La pédagogie critique n'est pas une boite à outil. Pour s'en rendre compte c'est très simple il suffit de relire Paulo Freire qui explique très bien pourquoi il ne s'agit pas d'une "boite à outil" (Foucault)
Foucault : l’image de la « boite à outil ».
L’image de la boîte à outil a trouvé un certain succès avec des déclarations de Michel Foucault qui affirme :
« Comme tous ceux qui écrivent, je suis un malade du langage. Ma maladie personnelle, c'est que je ne sais pas me servir du langage pour communiquer. De plus, je n'ai ni le talent ni le génie nécessaires pour fabriquer des oeuvres d'art avec ce que j'écris. Alors je fabrique - j'allais dire des machines, mais ce serait trop à la Deleuze - des instruments, des ustensiles, des armes. Je voudrais que mes livres soient une sorte de tool-box dans lequel les autres puissent aller fouiller pour y trouver un outil avec lequel ils pourraient faire ce que bon leur semble, dans leur domaine ».
Cette imagerie technique foucaldienne apparaît également dans le souci de soi où Foucault préfère parler de « technique de soi » plutôt que « d’exercices spirituels » (Hadot).
On peut néanmoins s’interroger sur le fait que ces notions ont pu conduire à favoriser une récupération néolibérale des concepts de la critique. C’est le cas par exemple chez François Ewald, ancien assistant de Foucault, devenu conseillé du MEDEF.

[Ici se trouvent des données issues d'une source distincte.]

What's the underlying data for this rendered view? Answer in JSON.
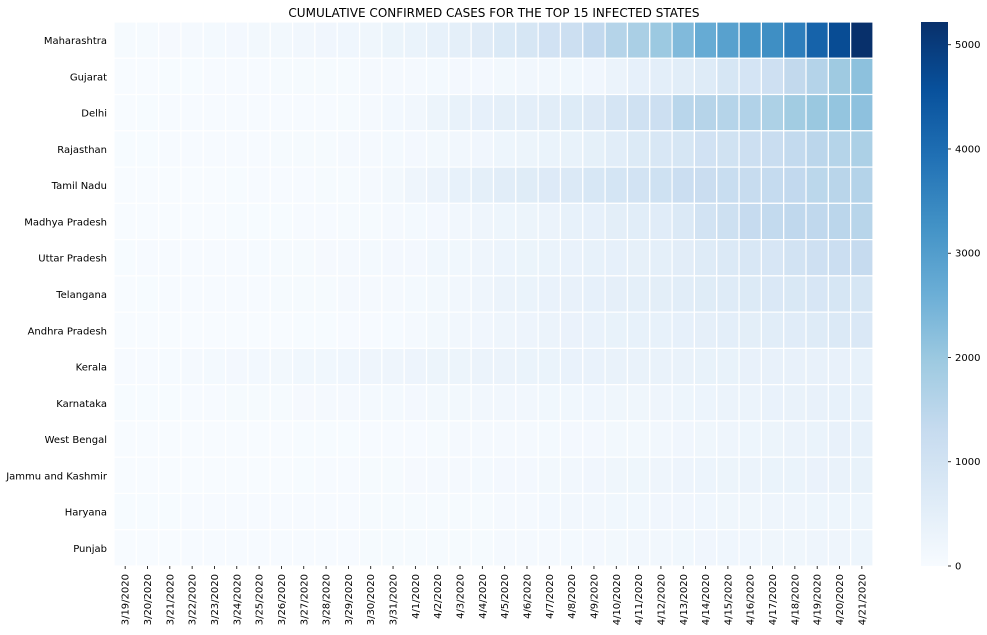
{
  "chart_data": {
    "type": "heatmap",
    "title": "CUMULATIVE CONFIRMED CASES FOR THE TOP 15 INFECTED STATES",
    "xlabel": "",
    "ylabel": "",
    "x": [
      "3/19/2020",
      "3/20/2020",
      "3/21/2020",
      "3/22/2020",
      "3/23/2020",
      "3/24/2020",
      "3/25/2020",
      "3/26/2020",
      "3/27/2020",
      "3/28/2020",
      "3/29/2020",
      "3/30/2020",
      "3/31/2020",
      "4/1/2020",
      "4/2/2020",
      "4/3/2020",
      "4/4/2020",
      "4/5/2020",
      "4/6/2020",
      "4/7/2020",
      "4/8/2020",
      "4/9/2020",
      "4/10/2020",
      "4/11/2020",
      "4/12/2020",
      "4/13/2020",
      "4/14/2020",
      "4/15/2020",
      "4/16/2020",
      "4/17/2020",
      "4/18/2020",
      "4/19/2020",
      "4/20/2020",
      "4/21/2020"
    ],
    "y": [
      "Maharashtra",
      "Gujarat",
      "Delhi",
      "Rajasthan",
      "Tamil Nadu",
      "Madhya Pradesh",
      "Uttar Pradesh",
      "Telangana",
      "Andhra Pradesh",
      "Kerala",
      "Karnataka",
      "West Bengal",
      "Jammu and Kashmir",
      "Haryana",
      "Punjab"
    ],
    "values": [
      [
        49,
        52,
        64,
        74,
        97,
        107,
        124,
        130,
        153,
        186,
        203,
        220,
        302,
        335,
        423,
        490,
        635,
        748,
        868,
        1018,
        1135,
        1364,
        1574,
        1761,
        1982,
        2334,
        2687,
        2916,
        3202,
        3323,
        3648,
        4200,
        4666,
        5218
      ],
      [
        5,
        7,
        14,
        14,
        29,
        33,
        38,
        43,
        44,
        53,
        58,
        69,
        74,
        87,
        95,
        105,
        108,
        128,
        144,
        165,
        179,
        186,
        308,
        432,
        516,
        572,
        650,
        871,
        930,
        1099,
        1376,
        1604,
        1939,
        2178
      ],
      [
        12,
        17,
        26,
        29,
        30,
        31,
        35,
        36,
        39,
        39,
        49,
        72,
        120,
        152,
        293,
        386,
        445,
        503,
        523,
        576,
        669,
        720,
        903,
        1069,
        1154,
        1510,
        1561,
        1578,
        1640,
        1707,
        1893,
        2003,
        2081,
        2156
      ],
      [
        15,
        17,
        23,
        28,
        32,
        36,
        38,
        43,
        54,
        59,
        69,
        79,
        93,
        108,
        129,
        167,
        191,
        253,
        288,
        328,
        383,
        463,
        561,
        700,
        804,
        873,
        1005,
        1023,
        1131,
        1229,
        1351,
        1478,
        1576,
        1735
      ],
      [
        2,
        3,
        3,
        6,
        9,
        15,
        23,
        29,
        35,
        42,
        50,
        67,
        124,
        234,
        309,
        411,
        485,
        571,
        621,
        690,
        738,
        834,
        911,
        969,
        1075,
        1173,
        1204,
        1242,
        1267,
        1323,
        1372,
        1477,
        1520,
        1596
      ],
      [
        4,
        4,
        4,
        4,
        7,
        14,
        15,
        20,
        30,
        33,
        47,
        47,
        66,
        98,
        104,
        154,
        229,
        256,
        290,
        315,
        411,
        435,
        532,
        564,
        604,
        730,
        987,
        1120,
        1299,
        1355,
        1402,
        1407,
        1485,
        1540
      ],
      [
        19,
        23,
        24,
        31,
        33,
        35,
        40,
        41,
        46,
        65,
        75,
        98,
        104,
        113,
        172,
        174,
        227,
        275,
        305,
        334,
        361,
        410,
        433,
        452,
        483,
        558,
        660,
        735,
        805,
        849,
        969,
        1084,
        1176,
        1294
      ],
      [
        13,
        16,
        21,
        22,
        32,
        36,
        39,
        44,
        50,
        56,
        67,
        71,
        77,
        96,
        127,
        154,
        229,
        321,
        334,
        364,
        404,
        442,
        473,
        503,
        531,
        562,
        624,
        650,
        700,
        766,
        791,
        844,
        858,
        874
      ],
      [
        2,
        3,
        3,
        4,
        6,
        7,
        9,
        11,
        14,
        19,
        21,
        23,
        40,
        86,
        132,
        161,
        190,
        226,
        266,
        314,
        348,
        363,
        381,
        405,
        420,
        432,
        475,
        525,
        534,
        572,
        603,
        646,
        722,
        757
      ],
      [
        27,
        28,
        40,
        67,
        95,
        109,
        118,
        137,
        176,
        182,
        202,
        234,
        241,
        265,
        286,
        295,
        306,
        314,
        327,
        345,
        357,
        364,
        373,
        374,
        375,
        376,
        379,
        387,
        394,
        396,
        399,
        400,
        402,
        407
      ],
      [
        14,
        15,
        20,
        26,
        37,
        41,
        51,
        55,
        64,
        76,
        83,
        98,
        101,
        110,
        124,
        128,
        144,
        151,
        163,
        175,
        181,
        197,
        207,
        214,
        247,
        260,
        279,
        313,
        315,
        359,
        371,
        390,
        408,
        418
      ],
      [
        2,
        2,
        3,
        4,
        7,
        9,
        10,
        11,
        15,
        17,
        18,
        22,
        27,
        37,
        53,
        69,
        69,
        80,
        91,
        99,
        116,
        116,
        126,
        134,
        150,
        190,
        213,
        231,
        255,
        287,
        310,
        339,
        392,
        423
      ],
      [
        4,
        4,
        4,
        4,
        4,
        4,
        7,
        13,
        18,
        33,
        38,
        49,
        55,
        62,
        70,
        75,
        92,
        106,
        109,
        125,
        158,
        184,
        207,
        224,
        245,
        270,
        278,
        300,
        314,
        328,
        341,
        350,
        368,
        380
      ],
      [
        17,
        17,
        17,
        21,
        26,
        29,
        30,
        33,
        33,
        36,
        36,
        43,
        43,
        43,
        49,
        49,
        54,
        84,
        90,
        118,
        150,
        167,
        170,
        179,
        185,
        185,
        199,
        205,
        209,
        225,
        233,
        250,
        254,
        254
      ],
      [
        1,
        2,
        2,
        21,
        21,
        29,
        33,
        33,
        33,
        38,
        38,
        41,
        41,
        46,
        46,
        53,
        57,
        68,
        79,
        91,
        99,
        117,
        137,
        151,
        167,
        176,
        186,
        197,
        202,
        211,
        219,
        244,
        245,
        251
      ]
    ],
    "colorbar": {
      "min": 0,
      "max": 5218,
      "ticks": [
        0,
        1000,
        2000,
        3000,
        4000,
        5000
      ]
    },
    "colormap": [
      "#f7fbff",
      "#deebf7",
      "#c6dbef",
      "#9ecae1",
      "#6baed6",
      "#4292c6",
      "#2171b5",
      "#08519c",
      "#08306b"
    ],
    "grid": false,
    "legend": "colorbar-right"
  }
}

On trouve dans le développement personnel managériale cette recherche de techniques de soi efficaces qui sont l’une des motivations des lecteurs/trices d’ouvrages de ce type de littérature.
Mais l’on aurait tort de penser que c’est là la position de Paulo Freire.
Paulo Freire : L’agir éthique contre l’agir technique
Il suffit pour se rendre compte de la différence de Paulo Freire relativement à Michel Foucault, de citer directement Paulo Freire :
« A chaque fois que l’on me questionne au sujet des méthodes, on dirait que ma préoccupation centrale durant 35 ans a été de créer une méthode qui rende possible un processus d’alphabétisation rapide et facile. De la question, on peut déduire que l’on me voit comme un spécialiste en techniques et méthodes qui facilitent l’apprentissage de la lecture et de l’écriture pour des analphabètes. Si c’était le cas, je suis certain que serais très heureux parce que cela impliquerait une contribution spécifique – une contribution importante – à l’alphabétisation de millions d’analphabètes dans le monde entier. Mais la véritable question n’est pas là. (...)
La véritable question ne sont pas les techniques en elles-mêmes – même si je ne veux pas dire qu’elle ne sont pas importantes en elles-mêmes -, mais il s’agit de comprendre la substantivité du processus qui, à son tour, requière de multiples techniques pour parvenir à un objectif particulier. Ce qu’il faut entendre, c’est précisément que le processus qui rend les techniques nécessaires. (…)
Un des dangers de cette époque historique (…) c’est précisément le danger de cette compréhension étroite de l’éthique qui caractérise le néolibéralisme. Pour le néolibéralisme, l’éthique se réduit à l’éthique du marché. (…)
Ainsi, un des réquisits du contexte historique actuel est que la formation éthique des enseignants accompagne la formation professionnelle, scientifique et technologique des futurs enseignant-e-s en alphabétisation. Les réquisits éthiques sont chaque fois plus cruciaux dans un monde qui devient de moins en moins éthique. Cependant, nous ne pourrons pas résoudre le problème de la formation des enseignants avec de simples propositions technicistes, ce que tout le monde me demande. Je présume que certaines personnes, certains qui me questionnent, attendent que je leur donne des réponses simples pour aborder des problèmes qui sont produits dans un contexte qui suppose un engagement éthique et non pas des réponses techniques. » (Paulo Freire « Eduquer l’éducateur »)
Chez Paulo Freire, la réponse technique renvoie à la demande de réponse techniques, efficaces, du marché néolibéral. Or la pédagogie critique doit constituer une critique de la conception néolibérale, de ce fait elle doit résister à l’injonction de fournir des réponses techniques là où il s’agit de mettre en œuvre un agir éthique.
Conclusion:
Le désir de transformer la pédagogie critique en boite à outil, en négligeant la dimension éthique, résulte de la domination dans le capitalisme néolibéral d'un instrumentalisme qui tend à transformer toute réalité en un objet utile pour nous. Ainsi, toute réalité n'aurait de valeur que dans la mesure où elle nous est utile, ou elle peut nous servir, et cela y compris les êtres humains, qui n'ont plus de valeur à partir du moment où on estime qu'ils ne servent plus nos intérêts et qu'on ne peut pas les utiliser pour nos propres buts.